Les tiraillements se font sentir avec insistance ces derniers temps, la situation politique vit au rythme des mouvements de mobilisation et des marches sans arrêt pour exiger le départ du régime et aussi le rejet de l’échéance électorale de la présidentielle du 4 juillet de l’année en cours. Cette situation prête à confusion dans la mesure où les islamistes ont pris une position claire et nette dans la perspective d’adhérer dans la logique du pouvoir réel et en place maintenant, c’est-à-dire l’institution militaire et sa feuille de route fondée sur la disposition constitutionnelle, à savoir l’article 102 visant à mettre en place un intérim au président démissionnaire pour une durée de 3 mois, le temps d’élire un autre président de la République en convoquant le corps électoral pour la circonstance. Cette feuille de route est rejetée par un nombre important de formations politiques et aussi la société incarnée par le mouvement populaire. Mais les islamistes affichent leur disposition à s’inscrire dans la nouvelle feuille de route proposée par l’institution militaire et ne font pas cas du tout de la démarche qui est adoptée par la majorité des Algériens et Algériennes qui refuse d’aller vers ce qu’elle qualifie de «mascarade» électorale. Les islamistes soutiennent avec une clarté et netteté si rare l’institution militaire dans sa démarche de maintenir l’agenda électoral et ne pas aborder la possibilité d’une dynamique transitionnelle. Même le dialogue politique ne se fera que dans l’ordre délimité, à savoir le maintien du processus électoral tel que défini par la Constitution en vigueur.

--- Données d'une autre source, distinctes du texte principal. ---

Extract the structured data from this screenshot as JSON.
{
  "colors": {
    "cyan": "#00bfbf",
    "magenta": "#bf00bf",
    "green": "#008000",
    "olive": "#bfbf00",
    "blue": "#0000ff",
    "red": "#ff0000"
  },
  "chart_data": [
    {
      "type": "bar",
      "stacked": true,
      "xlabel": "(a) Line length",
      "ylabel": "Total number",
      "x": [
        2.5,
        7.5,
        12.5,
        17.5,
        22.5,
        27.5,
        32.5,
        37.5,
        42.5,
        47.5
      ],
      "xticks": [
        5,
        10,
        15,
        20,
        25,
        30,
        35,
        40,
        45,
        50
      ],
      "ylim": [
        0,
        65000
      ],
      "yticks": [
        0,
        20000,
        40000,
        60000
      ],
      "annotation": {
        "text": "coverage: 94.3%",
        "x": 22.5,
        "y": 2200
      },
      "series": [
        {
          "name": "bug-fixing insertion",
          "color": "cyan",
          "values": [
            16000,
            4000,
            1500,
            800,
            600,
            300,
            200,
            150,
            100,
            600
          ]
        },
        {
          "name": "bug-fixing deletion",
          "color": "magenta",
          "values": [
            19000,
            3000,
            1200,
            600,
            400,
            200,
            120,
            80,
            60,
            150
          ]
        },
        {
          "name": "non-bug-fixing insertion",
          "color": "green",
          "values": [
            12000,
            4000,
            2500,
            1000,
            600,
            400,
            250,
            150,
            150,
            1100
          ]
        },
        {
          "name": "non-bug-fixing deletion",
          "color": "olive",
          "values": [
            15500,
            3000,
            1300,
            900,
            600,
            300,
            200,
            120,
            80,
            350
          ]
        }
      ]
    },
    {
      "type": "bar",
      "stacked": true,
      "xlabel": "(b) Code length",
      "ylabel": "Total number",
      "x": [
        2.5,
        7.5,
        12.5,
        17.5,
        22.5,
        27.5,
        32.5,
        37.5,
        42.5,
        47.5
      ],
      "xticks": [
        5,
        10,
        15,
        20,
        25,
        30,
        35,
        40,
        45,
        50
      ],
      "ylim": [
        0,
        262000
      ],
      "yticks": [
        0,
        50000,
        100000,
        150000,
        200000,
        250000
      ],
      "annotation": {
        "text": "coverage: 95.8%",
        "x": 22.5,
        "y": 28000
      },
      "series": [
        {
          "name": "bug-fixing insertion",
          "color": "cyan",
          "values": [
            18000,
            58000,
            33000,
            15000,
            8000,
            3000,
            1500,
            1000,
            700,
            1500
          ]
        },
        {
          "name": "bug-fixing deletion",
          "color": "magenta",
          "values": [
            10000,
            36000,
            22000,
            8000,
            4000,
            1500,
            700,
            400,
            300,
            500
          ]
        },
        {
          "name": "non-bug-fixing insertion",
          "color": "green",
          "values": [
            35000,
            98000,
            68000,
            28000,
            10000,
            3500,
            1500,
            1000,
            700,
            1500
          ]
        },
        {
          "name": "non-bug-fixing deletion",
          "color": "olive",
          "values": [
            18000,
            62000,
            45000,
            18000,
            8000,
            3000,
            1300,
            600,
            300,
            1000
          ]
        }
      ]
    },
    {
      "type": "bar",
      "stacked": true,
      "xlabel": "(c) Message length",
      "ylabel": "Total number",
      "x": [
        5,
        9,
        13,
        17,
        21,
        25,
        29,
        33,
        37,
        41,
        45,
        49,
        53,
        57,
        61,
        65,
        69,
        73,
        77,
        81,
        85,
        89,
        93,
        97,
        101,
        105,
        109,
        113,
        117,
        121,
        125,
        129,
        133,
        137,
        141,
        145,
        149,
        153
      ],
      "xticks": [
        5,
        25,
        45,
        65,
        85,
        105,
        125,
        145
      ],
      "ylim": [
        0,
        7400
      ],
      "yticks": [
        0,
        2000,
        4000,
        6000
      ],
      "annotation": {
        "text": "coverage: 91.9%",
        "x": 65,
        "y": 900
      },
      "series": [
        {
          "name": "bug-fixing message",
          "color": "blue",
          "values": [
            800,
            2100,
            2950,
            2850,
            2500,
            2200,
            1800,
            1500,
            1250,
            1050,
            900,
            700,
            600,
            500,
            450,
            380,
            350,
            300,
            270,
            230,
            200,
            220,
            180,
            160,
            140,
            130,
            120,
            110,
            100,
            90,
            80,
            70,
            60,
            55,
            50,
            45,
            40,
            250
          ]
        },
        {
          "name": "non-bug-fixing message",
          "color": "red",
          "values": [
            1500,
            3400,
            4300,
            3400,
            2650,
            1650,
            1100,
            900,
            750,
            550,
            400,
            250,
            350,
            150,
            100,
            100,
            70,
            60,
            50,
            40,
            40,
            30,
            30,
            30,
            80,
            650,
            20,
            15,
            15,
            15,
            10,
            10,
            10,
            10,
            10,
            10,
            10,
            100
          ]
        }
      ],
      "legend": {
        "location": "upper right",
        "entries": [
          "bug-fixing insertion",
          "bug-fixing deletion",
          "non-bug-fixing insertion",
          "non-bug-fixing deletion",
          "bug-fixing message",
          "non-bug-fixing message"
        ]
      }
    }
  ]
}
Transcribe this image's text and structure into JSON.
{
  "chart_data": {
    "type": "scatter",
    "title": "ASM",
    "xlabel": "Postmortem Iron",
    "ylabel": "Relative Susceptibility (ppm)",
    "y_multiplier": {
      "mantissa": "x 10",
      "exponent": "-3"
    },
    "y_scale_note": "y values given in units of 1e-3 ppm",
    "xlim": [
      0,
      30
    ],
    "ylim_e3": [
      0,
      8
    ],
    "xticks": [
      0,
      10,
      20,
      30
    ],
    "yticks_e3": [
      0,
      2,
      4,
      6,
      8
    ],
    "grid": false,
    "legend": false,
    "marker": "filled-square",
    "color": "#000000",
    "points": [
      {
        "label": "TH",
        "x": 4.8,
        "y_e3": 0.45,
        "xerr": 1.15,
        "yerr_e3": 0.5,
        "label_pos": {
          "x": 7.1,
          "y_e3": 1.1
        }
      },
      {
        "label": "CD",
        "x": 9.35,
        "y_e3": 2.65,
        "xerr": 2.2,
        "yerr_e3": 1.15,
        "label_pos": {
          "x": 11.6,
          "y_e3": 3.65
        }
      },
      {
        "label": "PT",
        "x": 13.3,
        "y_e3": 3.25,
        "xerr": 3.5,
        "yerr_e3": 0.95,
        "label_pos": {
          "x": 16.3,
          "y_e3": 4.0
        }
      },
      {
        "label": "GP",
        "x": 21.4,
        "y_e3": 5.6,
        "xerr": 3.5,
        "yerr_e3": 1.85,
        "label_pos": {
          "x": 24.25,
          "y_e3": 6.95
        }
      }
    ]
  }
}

Cette donne est vue autrement par les islamistes, le contexte s’y prête pour eux dans le but de se repositionner et faire en sorte de profiter de la conjoncture pour se faire réhabiliter. Certaines sources rapportent que les islamistes subissent des pressions de leurs mentors qui les financent et les aident y compris politiquement. Cette nouvelle donne permet à la mouvance islamiste de se resituer et se rapprocher des sphères du pouvoir même si elle donne l’impression qu’elle est en train de faire des concessions politiques dans le but de réaliser le compromis recherché avec les maîtres du jeu politique du moment.
Les islamistes qui ont montré une docilité si manifeste quant aux forces en présence, essayent de jouer leur dernière carte pour rebondir à nouveau sur l’échiquier politique comme une force qui pourrait négocier sa place en tant que frange politique reflétant l’échiquier politique.
Une chose est sûre, la mouvance islamiste se retrouve dans une posture le moins que l’on puisse dire, opportuniste qui attend aux aguets. Mais la leçon retenue par les islamistes n’a pas fait l’effet d’une expérience où ces derniers devaient changer de stratégie, mais bien au contraire, ils soutiennent le statu quo y compris l’institution militaire rien que pour se maintenir dans l’échiquier politique, mais aussi garder ses chances intactes dans la perspective de se repositionner électoralement et consolider son existence. Pour ça, les islamistes sont prêts à s’allier au diable pour atteindre cet objectif.